L’an dernier, François Hollande, nouvellement élu, était venu défendre la réforme des rythmes scolaires et promettre, avant de se dédire le lendemain, une « liberté de conscience » aux élus ne souhaitant pas célébrer de mariage homosexuel. Cette année, le président de la République, opportunément en voyage au Proche-Orient, a délégué son Premier ministre. Il n’y a là rien d’exceptionnel. Nicolas Sarkozy avait fait la même chose, présent devant les maires au début de son mandat, remplacé par François Fillon ensuite.
En attendant Jean-Marc Ayrault, les esprits s’échauffent. André Laignel, maire (PS) d’Issoudun et éternel numéro 2 de l’Association des maires de France (AMF), récolte des sifflets lorsqu’il aborde la question scolaire. Un élu qui dénonce le transfert du plan local d’urbanisme aux structures intercommunales, prévu par la loi sur le logement, se fait en revanche applaudir chaudement.

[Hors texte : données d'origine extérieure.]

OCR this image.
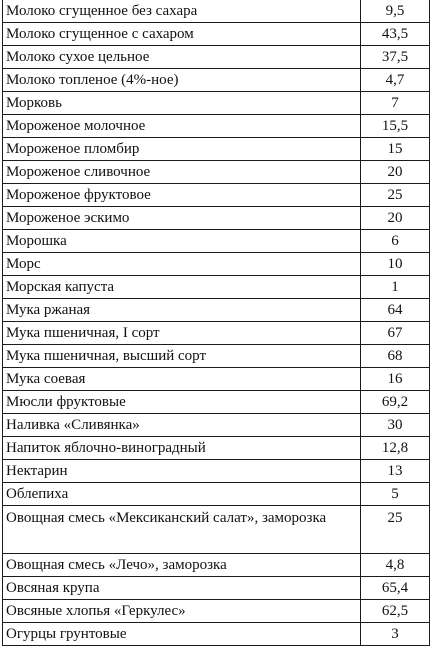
Молоко сгущенное без сахара	9,5
Молоко сгущенное с сахаром	43,5
Молоко сухое цельное	37,5
Молоко топленое (4%-ное)	4,7
Морковь	7
Мороженое молочное	15,5
Мороженое пломбир	15
Мороженое сливочное	20
Мороженое фруктовое	25
Мороженое эскимо	20
Морошка	6
Морс	10
Морская капуста	1
Мука ржаная	64
Мука пшеничная, I сорт	67
Мука пшеничная, высший сорт	68
Мука соевая	16
Мюсли фруктовые	69,2
Наливка «Сливянка»	30
Напиток яблочно-виноградный	12,8
Нектарин	13
Облепиха	5
Овощная смесь «Мексиканский салат», заморозка	25
Овощная смесь «Лечо», заморозка	4,8
Овсяная крупа	65,4
Овсяные хлопья «Геркулес»	62,5
Огурцы грунтовые	3
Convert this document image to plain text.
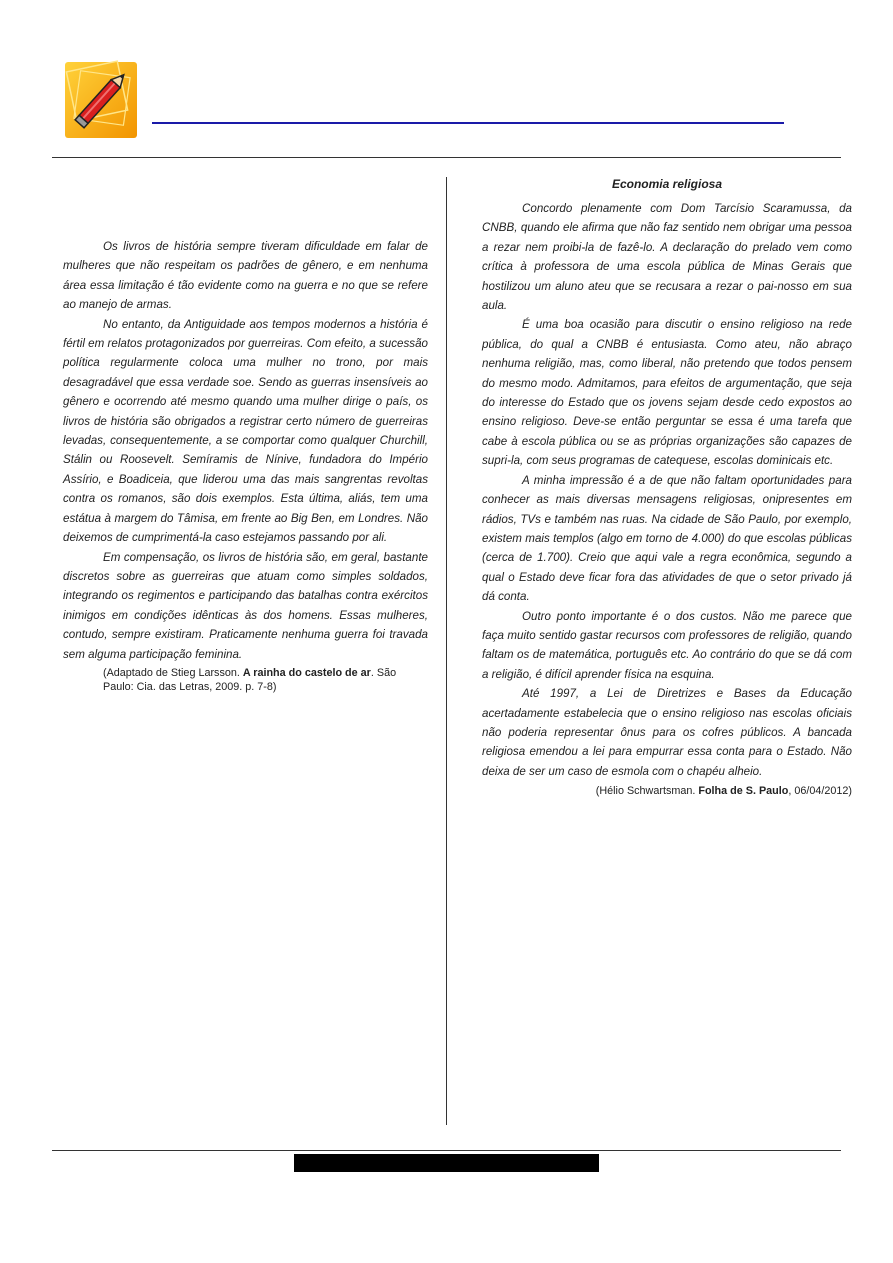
Os livros de história sempre tiveram dificuldade em falar de mulheres que não respeitam os padrões de gênero, e em nenhuma área essa limitação é tão evidente como na guerra e no que se refere ao manejo de armas.

No entanto, da Antiguidade aos tempos modernos a história é fértil em relatos protagonizados por guerreiras. Com efeito, a sucessão política regularmente coloca uma mulher no trono, por mais desagradável que essa verdade soe. Sendo as guerras insensíveis ao gênero e ocorrendo até mesmo quando uma mulher dirige o país, os livros de história são obrigados a registrar certo número de guerreiras levadas, consequentemente, a se comportar como qualquer Churchill, Stálin ou Roosevelt. Semíramis de Nínive, fundadora do Império Assírio, e Boadiceia, que liderou uma das mais sangrentas revoltas contra os romanos, são dois exemplos. Esta última, aliás, tem uma estátua à margem do Tâmisa, em frente ao Big Ben, em Londres. Não deixemos de cumprimentá-la caso estejamos passando por ali.

Em compensação, os livros de história são, em geral, bastante discretos sobre as guerreiras que atuam como simples soldados, integrando os regimentos e participando das batalhas contra exércitos inimigos em condições idênticas às dos homens. Essas mulheres, contudo, sempre existiram. Praticamente nenhuma guerra foi travada sem alguma participação feminina.

(Adaptado de Stieg Larsson. A rainha do castelo de ar. São Paulo: Cia. das Letras, 2009. p. 7-8)

Economia religiosa

Concordo plenamente com Dom Tarcísio Scaramussa, da CNBB, quando ele afirma que não faz sentido nem obrigar uma pessoa a rezar nem proibi-la de fazê-lo. A declaração do prelado vem como crítica à professora de uma escola pública de Minas Gerais que hostilizou um aluno ateu que se recusara a rezar o pai-nosso em sua aula.

É uma boa ocasião para discutir o ensino religioso na rede pública, do qual a CNBB é entusiasta. Como ateu, não abraço nenhuma religião, mas, como liberal, não pretendo que todos pensem do mesmo modo. Admitamos, para efeitos de argumentação, que seja do interesse do Estado que os jovens sejam desde cedo expostos ao ensino religioso. Deve-se então perguntar se essa é uma tarefa que cabe à escola pública ou se as próprias organizações são capazes de supri-la, com seus programas de catequese, escolas dominicais etc.

A minha impressão é a de que não faltam oportunidades para conhecer as mais diversas mensagens religiosas, onipresentes em rádios, TVs e também nas ruas. Na cidade de São Paulo, por exemplo, existem mais templos (algo em torno de 4.000) do que escolas públicas (cerca de 1.700). Creio que aqui vale a regra econômica, segundo a qual o Estado deve ficar fora das atividades de que o setor privado já dá conta.

Outro ponto importante é o dos custos. Não me parece que faça muito sentido gastar recursos com professores de religião, quando faltam os de matemática, português etc. Ao contrário do que se dá com a religião, é difícil aprender física na esquina.

Até 1997, a Lei de Diretrizes e Bases da Educação acertadamente estabelecia que o ensino religioso nas escolas oficiais não poderia representar ônus para os cofres públicos. A bancada religiosa emendou a lei para empurrar essa conta para o Estado. Não deixa de ser um caso de esmola com o chapéu alheio.

(Hélio Schwartsman. Folha de S. Paulo, 06/04/2012)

On proteste contre la baisse des dotations ou on soutient le « prélèvement » des loups dans les campagnes… Devant le Parc des expositions, une banderole a été déployée : « Non à la hausse de la TVA des services publics », tandis que des vétérans des manifestations contre le mariage gay distribuent des tracts. Quelques élus bretons ont apporté des bonnets de laine rouge qu’ils conservent dans leur poche, à portée de main.

Exercice de charme

Mais le Premier ministre, qui monte sur scène en musique, réussit tout de même à éviter les huées. Il est vrai que le moment est solennel. La moitié du gouvernement, de Manuel Valls à Marylise Lebranchu, de Cécile Duflot à Stéphane Le Foll, a pris place sur l’estrade. Dans la salle, on remarque Jean-François Copé ou Christian Estrosi. Toute la République dans un hangar d’exposition. Jacques Pélissard, maire (UMP) de Lons-le-Saunier et président de l’AMF, pourrait se montrer plus incisif. Mais l’homme est rond, constructif, respectueux des institutions. Il se contente d’égrener les revendications du moment, sans y mettre un ton virulent ni choisir un vocabulaire blessant. « Nos charges augmentent, nos ressources baissent », affirme-t-il. La simplification administrative, tant vantée par les gouvernements successifs, tarde à prendre forme. « Nous sommes un peu comme sœur Anne, nous ne voyons pas venir grand-chose », regrette-t-il, avant de dénoncer le « stock vertigineux de 400 000 normes ».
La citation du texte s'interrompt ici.